Portrait Show - 2015
Andrew Conklin, "Personification of Spring"
This is pretty good show! (as long as you ignore 90% of what's up on the wall)
Andrew showed this piece in last year's Faculty show. Now he calls it the "personification" rather than an "Allegory" of spring. But it still is essentially two separate paintings: a floral and a portrait - both of which are very good.
Dan Kolleng
Anyone who loves the ideals of 18th C. English portraiture is going to like this painting.
Including me! This girl just stepped out of a Jane Austen novel.
David Mayernik, "Lenin"
As noted here David Mayernik is a classical architect and muralist.
So it's not surprising that this stately depiction of a familiar Palette and Chisel stalwart belongs on the wall of a Renaissance palazzo or church.
Errol Jacobson
A very expressive portrait of a woman who seems impatient.
Jessica Smit
If only we could see the rest of this figure - and perhaps Jupiter descending in a shower of gold coins.
Lenin Del Sol
This well-drawn figure feels uncomfortable.
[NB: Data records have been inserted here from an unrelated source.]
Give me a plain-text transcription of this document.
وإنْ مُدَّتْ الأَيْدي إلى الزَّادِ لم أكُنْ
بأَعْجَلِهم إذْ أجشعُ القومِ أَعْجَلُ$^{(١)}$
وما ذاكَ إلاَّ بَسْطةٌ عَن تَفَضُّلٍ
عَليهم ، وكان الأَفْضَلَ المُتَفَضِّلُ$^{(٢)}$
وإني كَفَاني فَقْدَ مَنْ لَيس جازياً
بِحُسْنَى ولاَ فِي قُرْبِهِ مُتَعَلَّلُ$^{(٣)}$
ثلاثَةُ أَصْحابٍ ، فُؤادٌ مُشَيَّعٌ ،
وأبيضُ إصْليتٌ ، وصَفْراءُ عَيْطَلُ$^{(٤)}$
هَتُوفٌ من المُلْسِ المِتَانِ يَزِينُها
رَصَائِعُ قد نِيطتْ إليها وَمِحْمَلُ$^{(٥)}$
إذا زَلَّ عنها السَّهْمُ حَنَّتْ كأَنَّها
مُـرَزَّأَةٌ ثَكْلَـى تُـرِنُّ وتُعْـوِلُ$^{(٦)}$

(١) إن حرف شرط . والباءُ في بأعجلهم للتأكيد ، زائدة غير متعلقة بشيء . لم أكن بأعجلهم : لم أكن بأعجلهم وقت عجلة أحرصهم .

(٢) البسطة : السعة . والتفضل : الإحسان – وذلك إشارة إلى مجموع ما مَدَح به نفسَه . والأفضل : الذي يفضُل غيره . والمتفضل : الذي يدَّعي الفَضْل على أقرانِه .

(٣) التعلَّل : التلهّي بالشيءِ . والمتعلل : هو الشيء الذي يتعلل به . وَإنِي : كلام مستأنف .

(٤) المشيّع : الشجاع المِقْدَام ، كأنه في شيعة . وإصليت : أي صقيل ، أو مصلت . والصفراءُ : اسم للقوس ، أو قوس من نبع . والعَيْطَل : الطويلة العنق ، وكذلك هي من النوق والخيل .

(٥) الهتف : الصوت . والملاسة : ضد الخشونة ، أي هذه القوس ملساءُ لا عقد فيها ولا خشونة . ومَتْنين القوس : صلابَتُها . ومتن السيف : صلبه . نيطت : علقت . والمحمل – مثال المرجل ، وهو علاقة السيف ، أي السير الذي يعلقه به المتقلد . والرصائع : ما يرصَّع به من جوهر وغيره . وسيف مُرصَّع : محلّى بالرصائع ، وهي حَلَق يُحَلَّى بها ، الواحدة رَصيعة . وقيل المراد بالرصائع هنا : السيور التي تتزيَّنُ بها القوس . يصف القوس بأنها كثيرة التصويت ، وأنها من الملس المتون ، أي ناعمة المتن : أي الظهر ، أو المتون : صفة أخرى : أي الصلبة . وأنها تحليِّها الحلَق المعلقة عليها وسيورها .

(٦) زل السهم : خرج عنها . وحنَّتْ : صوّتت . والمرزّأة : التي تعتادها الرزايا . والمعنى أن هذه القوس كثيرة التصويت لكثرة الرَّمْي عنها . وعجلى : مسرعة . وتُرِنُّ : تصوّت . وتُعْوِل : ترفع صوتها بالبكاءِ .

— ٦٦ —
It feels cut and pasted against its background.
Maybe it's telling a story about an anxious woman who just received some bad test results.
Love these flowers.
Leonid Osseny
Leonid is the least predictable artist in our galleries. Remember his meticulously detailed scale model of Lenin's Red Square mausoleum?
Now he's executed two paintings within paintings.
Just for the heck of it.
I guess.
Leonid Osseny
Marina Nemtseva
It's impossible to imagine a Palette and Chisel without its Russian trained artists and the legacy of Cezanne.
This poor fellow seems so crazy -- in a painterly sort of way.
Mark Huddle
A nice update on Chicago's most famous American painting.. I am sooooo glad I did not grow up in that house.
Robert Tati
Noting how this finely modeled head does not float helplessly on the page, this is another good example of an un-American art education.
Rong Liang
Usually portraits, like the previous one, portray the best that a person can be.
But like her fellow expressionists, Rong portrays people as they actually are.
Watch out.
Stephanie Weidner
Have you seen the "New Contemporary" exhibit at the Art Institute? If Cindy Sherman could paint women's emotions instead of just photograph them, this might be the result.
But then Ms. Sherman would be a member of the Palette and Chisel, instead of an iconic post-modern artist.
Val Yachik
Valerie Stanaszek
She has apparently painted an angel that belongs on the right of a devotional image.
I would like to see the rest.
Michael Van Zeyl
This might be called "Magical Realism" - though the only magic seems to concern the lady's fabulous hat.